ISIS has warned civilians in Mosul that anyone caught with a cell phone will be summarily executed, and told the population that they will fight to the death, even as they send their families across the desert toward Syria.
There is evidence to support that. The stream of civilians leaving Mosul so far have mostly fled toward ISIS-held parts of western Iraq. A tribal leader from the border area, Sheikh Abdullah Alyawer, told CNN that hundreds of ISIS militants and civilians had crossed into Syria near Ba’aaj, an ISIS-held town. Many of the civilians are then heading north to a ramshackle camp just inside Syria at al Hawl.
People flee
Karl Schembri of the Norwegian Refugee Council said some 900 people had fled to Syria and described the situation at al Hawl as very grim, with conditions “below basic.” The United Nations does not have direct access to the camp. An estimated 50,000 Iraqi refugees may enter northeastern Syria in the coming weeks, through a route that has not yet been cleared for landmines.
Elsewhere, civilians are emerging from olive groves or silent villages — waving white rags — and describing the nightmare of life under ISIS. Many are hungry and have been without clean water supplies for days, according to aid agencies.
One young girl met by Peshmerga forces shyly presented soldiers with a flag she had drawn. She said she didn’t like ISIS because they had not let her go to school, forced her to wear a hijab and had killed people to take over their homes.
Altogether, aid agencies expect around 200,000 people to flee Mosul in the first weeks of the offensive.
Hundreds — perhaps thousands — more civilians have been less fortunate, driven toward Mosul by ISIS fighters as they retreat, corralled into an ever shrinking killing zone.

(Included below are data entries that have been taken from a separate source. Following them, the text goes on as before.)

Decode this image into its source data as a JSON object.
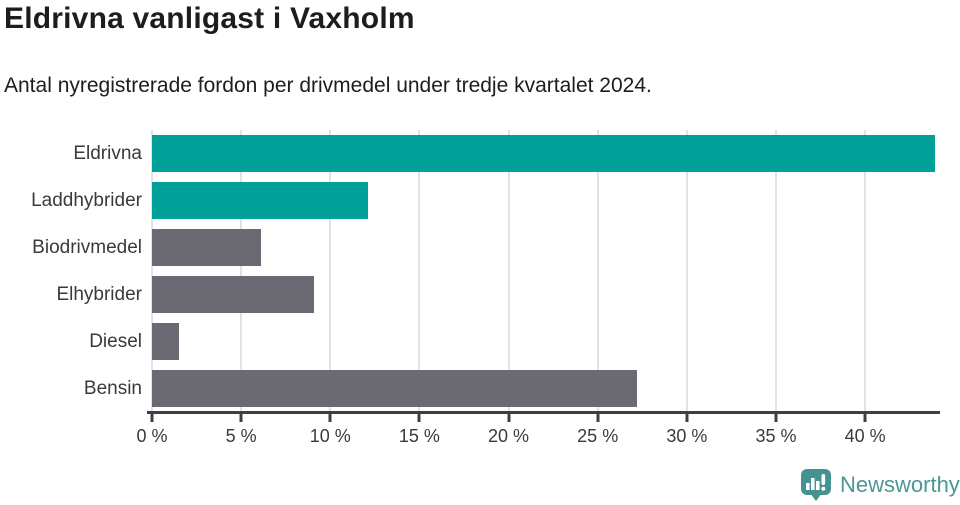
{
  "header": {
    "title": "Eldrivna vanligast i Vaxholm",
    "subtitle": "Antal nyregistrerade fordon per drivmedel under tredje kvartalet 2024."
  },
  "chart_data": {
    "type": "bar",
    "orientation": "horizontal",
    "title": "Eldrivna vanligast i Vaxholm",
    "subtitle": "Antal nyregistrerade fordon per drivmedel under tredje kvartalet 2024.",
    "categories": [
      "Eldrivna",
      "Laddhybrider",
      "Biodrivmedel",
      "Elhybrider",
      "Diesel",
      "Bensin"
    ],
    "values": [
      43.9,
      12.1,
      6.1,
      9.1,
      1.5,
      27.2
    ],
    "unit": "%",
    "xlabel": "",
    "ylabel": "",
    "xlim": [
      0,
      44.2
    ],
    "x_ticks": [
      0,
      5,
      10,
      15,
      20,
      25,
      30,
      35,
      40
    ],
    "x_tick_labels": [
      "0 %",
      "5 %",
      "10 %",
      "15 %",
      "20 %",
      "25 %",
      "30 %",
      "35 %",
      "40 %"
    ],
    "grid": true,
    "legend": false,
    "bar_colors": [
      "#00a099",
      "#00a099",
      "#6b6a72",
      "#6b6a72",
      "#6b6a72",
      "#6b6a72"
    ],
    "colors": {
      "highlight_teal": "#00a099",
      "neutral_gray": "#6b6a72",
      "gridline": "#e2e2e2",
      "axis": "#3f3f3f",
      "text": "#1d1d1d",
      "tick_text": "#3a3a3a"
    }
  },
  "footer": {
    "logo_text": "Newsworthy",
    "logo_color": "#4a9793"
  }
}
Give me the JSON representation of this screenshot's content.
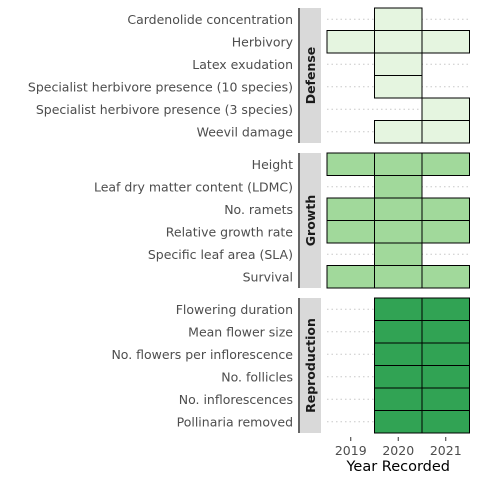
{
  "chart_data": {
    "type": "heatmap",
    "x_categories": [
      "2019",
      "2020",
      "2021"
    ],
    "xlabel": "Year Recorded",
    "ylabel": "",
    "title": "",
    "grid": "dotted horizontal",
    "panels": [
      {
        "name": "Defense",
        "color": "#e5f5e0",
        "traits": [
          {
            "label": "Cardenolide concentration",
            "years": [
              "2020"
            ]
          },
          {
            "label": "Herbivory",
            "years": [
              "2019",
              "2020",
              "2021"
            ]
          },
          {
            "label": "Latex exudation",
            "years": [
              "2020"
            ]
          },
          {
            "label": "Specialist herbivore presence (10 species)",
            "years": [
              "2020"
            ]
          },
          {
            "label": "Specialist herbivore presence (3 species)",
            "years": [
              "2021"
            ]
          },
          {
            "label": "Weevil damage",
            "years": [
              "2020",
              "2021"
            ]
          }
        ]
      },
      {
        "name": "Growth",
        "color": "#a1d99b",
        "traits": [
          {
            "label": "Height",
            "years": [
              "2019",
              "2020",
              "2021"
            ]
          },
          {
            "label": "Leaf dry matter content (LDMC)",
            "years": [
              "2020"
            ]
          },
          {
            "label": "No. ramets",
            "years": [
              "2019",
              "2020",
              "2021"
            ]
          },
          {
            "label": "Relative growth rate",
            "years": [
              "2019",
              "2020",
              "2021"
            ]
          },
          {
            "label": "Specific leaf area (SLA)",
            "years": [
              "2020"
            ]
          },
          {
            "label": "Survival",
            "years": [
              "2019",
              "2020",
              "2021"
            ]
          }
        ]
      },
      {
        "name": "Reproduction",
        "color": "#31a354",
        "traits": [
          {
            "label": "Flowering duration",
            "years": [
              "2020",
              "2021"
            ]
          },
          {
            "label": "Mean flower size",
            "years": [
              "2020",
              "2021"
            ]
          },
          {
            "label": "No. flowers per inflorescence",
            "years": [
              "2020",
              "2021"
            ]
          },
          {
            "label": "No. follicles",
            "years": [
              "2020",
              "2021"
            ]
          },
          {
            "label": "No. inflorescences",
            "years": [
              "2020",
              "2021"
            ]
          },
          {
            "label": "Pollinaria removed",
            "years": [
              "2020",
              "2021"
            ]
          }
        ]
      }
    ]
  }
}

Their arrival in the city will put even more pressure on limited food and energy supplies.
What happens next
Long before Mosul is liberated, attention is already turning to the “day after.” During his visit to the region at the weekend, US Defense Secretary Ash Carter said he was already thinking ahead to the desperate need for stabilizing Mosul.
“It’s very important…the security forces sustain the peace,” he said. “We need to make sure the non-military campaign doesn’t lag behind the coalition military campaign.”
That non-military campaign involves making Mosul liveable again — but also making it governable. Integrating the various militia that have sprouted since Mosul fell to ISIS, devising better governance for the city, are challenges as great as liberating it in the first place. There may be turf wars.
US and Iraqi officials have spoken of creating eight self-governing areas in and around Mosul. Ever since Iraq’s new constitution was passed, there’s been much talk of local autonomy, but it’s rarely been delivered.
To many observers, Mosul will be the acid test of Iraq’s viability — and whether its mosaic of sectarian, tribal and ethnic groups can live in peace, if not harmony.